Stretching and mobility exercises are therefore crucial for maintaining good shoulder health, upper body mobility and hip flexor looseness, ensuring your muscles and joints are ready to take the load when you get back in the water. Mobility exercises should not be strenuous and can be completed for a few minutes multiple times a day. There are plenty of swim-specific yoga/ mobility/movement Youtube videos and social media accounts out there, and Swim Wales has a great series on dryland mobility on their website.


Strengthening the muscles specific to swimming confers a number of benefits, from reducing the risk of injury to helping to maintain form for longer (delaying that awful feeling you get when you’re so tired you can’t control your arms any longer). This is the ideal time to be working on this base strength. Concentrate on shoulder, chest, bicep/tricep and latissimus dorsi strength and you should see this translate to an increase in power when you get back in the water. For example, tricep dips will help the often neglected ‘push’ part of the frontcrawl stroke. If trained consistently and correctly, you should really feel a difference when you get back to swimming. Again, Swim Wales and British Triathlon both have ideas for dryland strength and conditioning and there are plenty of social media tips and tricks out there, but if you are wanting more tailored training seek the help of a strength & conditioning coach.

Speed & Endurance

This is where we get a little restricted with dryland training. Neither swim-specific endurance nor speed can be trained without a bit of water to slosh around in. However, any cardiovascular fitness is transferrable and speed can be refined in the 6-8 weeks prior to a race. If you’re entered into a late season race then there is plenty of opportunity to refine your swimming in the open water when the temperature is appropriate (or pool if they open in time). For now, keep up the running, cycling or other cardio. And keep in mind that base mileage is king: this means the pace of the majority of runs/rides/other you do should be easy enough that you could hold a conversation throughout. It is slow! But the better that base endurance is, the more speed you can build on top of it. Plus, if you have done your dryland technique and strength training this should transfer to better speed and endurance by nature of a reduction in drag.


A key difference between the pool and open water and never to be neglected, confidence is forged from experience. The best advice I can give for improving this is, when we can get back in the water, to find yourself a coach or a coached group with whom you can build it. Some good news, however, is that it is likely that most of the races this year will be conducted in a rolling start, time-trial fashion, rather than the sometimes off-putting mass start. Which means it could be the perfect opportunity for anyone nervous about racing to give it a go in a less pressured environment.

Getting Back in the Water

Once lockdown begins to ease it is likely that we will be able to get into the open water sooner than we are allowed into pools. Once you do get back in the water remember that you cannot make up for lost time, so don’t overload your training. Work on confidence and on race technique, refine what you have for the event you’ve got, rather than trying to force rapid improvement and risk injury or burnout. Transfer the technique you’ve refined on dryland into the water. This will give you the best improvement.

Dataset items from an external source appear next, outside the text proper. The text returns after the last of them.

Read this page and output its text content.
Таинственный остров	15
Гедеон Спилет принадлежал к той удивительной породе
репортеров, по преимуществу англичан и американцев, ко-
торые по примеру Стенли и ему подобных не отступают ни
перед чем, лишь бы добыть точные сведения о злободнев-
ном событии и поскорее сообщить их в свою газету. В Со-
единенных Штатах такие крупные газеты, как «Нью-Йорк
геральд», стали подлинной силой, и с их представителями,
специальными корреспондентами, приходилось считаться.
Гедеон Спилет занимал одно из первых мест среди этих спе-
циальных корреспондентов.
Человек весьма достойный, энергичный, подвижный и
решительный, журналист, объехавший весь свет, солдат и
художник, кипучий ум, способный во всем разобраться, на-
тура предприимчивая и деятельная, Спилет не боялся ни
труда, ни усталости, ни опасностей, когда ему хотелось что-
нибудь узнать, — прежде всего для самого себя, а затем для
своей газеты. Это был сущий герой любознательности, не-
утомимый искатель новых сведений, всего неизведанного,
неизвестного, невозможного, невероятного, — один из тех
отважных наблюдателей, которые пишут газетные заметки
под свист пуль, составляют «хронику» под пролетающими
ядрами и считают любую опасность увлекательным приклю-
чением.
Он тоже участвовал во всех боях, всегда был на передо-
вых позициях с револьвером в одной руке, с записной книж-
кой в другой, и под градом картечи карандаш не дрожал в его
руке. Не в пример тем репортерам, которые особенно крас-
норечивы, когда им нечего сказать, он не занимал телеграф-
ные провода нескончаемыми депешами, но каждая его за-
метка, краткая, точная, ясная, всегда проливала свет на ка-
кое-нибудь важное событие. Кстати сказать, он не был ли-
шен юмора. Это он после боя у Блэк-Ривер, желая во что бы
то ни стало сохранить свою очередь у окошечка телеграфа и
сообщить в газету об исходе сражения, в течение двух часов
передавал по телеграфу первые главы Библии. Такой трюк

If you want to work on your threshold and speed in the open water but are not sure how here are some suggestions:

  • Between two fixed points in the water (i.e. buoys):
  • Efforts - maintain 70%, 80% or 90% effort over the distance
  • Builds - start slow and build to fastest speed
  • Distance per Stroke - count the number of strokes it takes to cover that distance and try to reduce it as much as possible
  • Sprints - swim as hard as you can over that distance
    If you have no fixed points then you can incorporate the efforts, builds or sprints into a continuous swim by using a fixed number of strokes i.e. 30 strokes at pace/ 30 strokes easy and repeat.

Hopefully this article has provided you with some good ideas for swim training at home during the winter and reassured you that all is not lost without water. I look forward to seeing you at some races the summer. And don’t forget the most important bit: enjoy!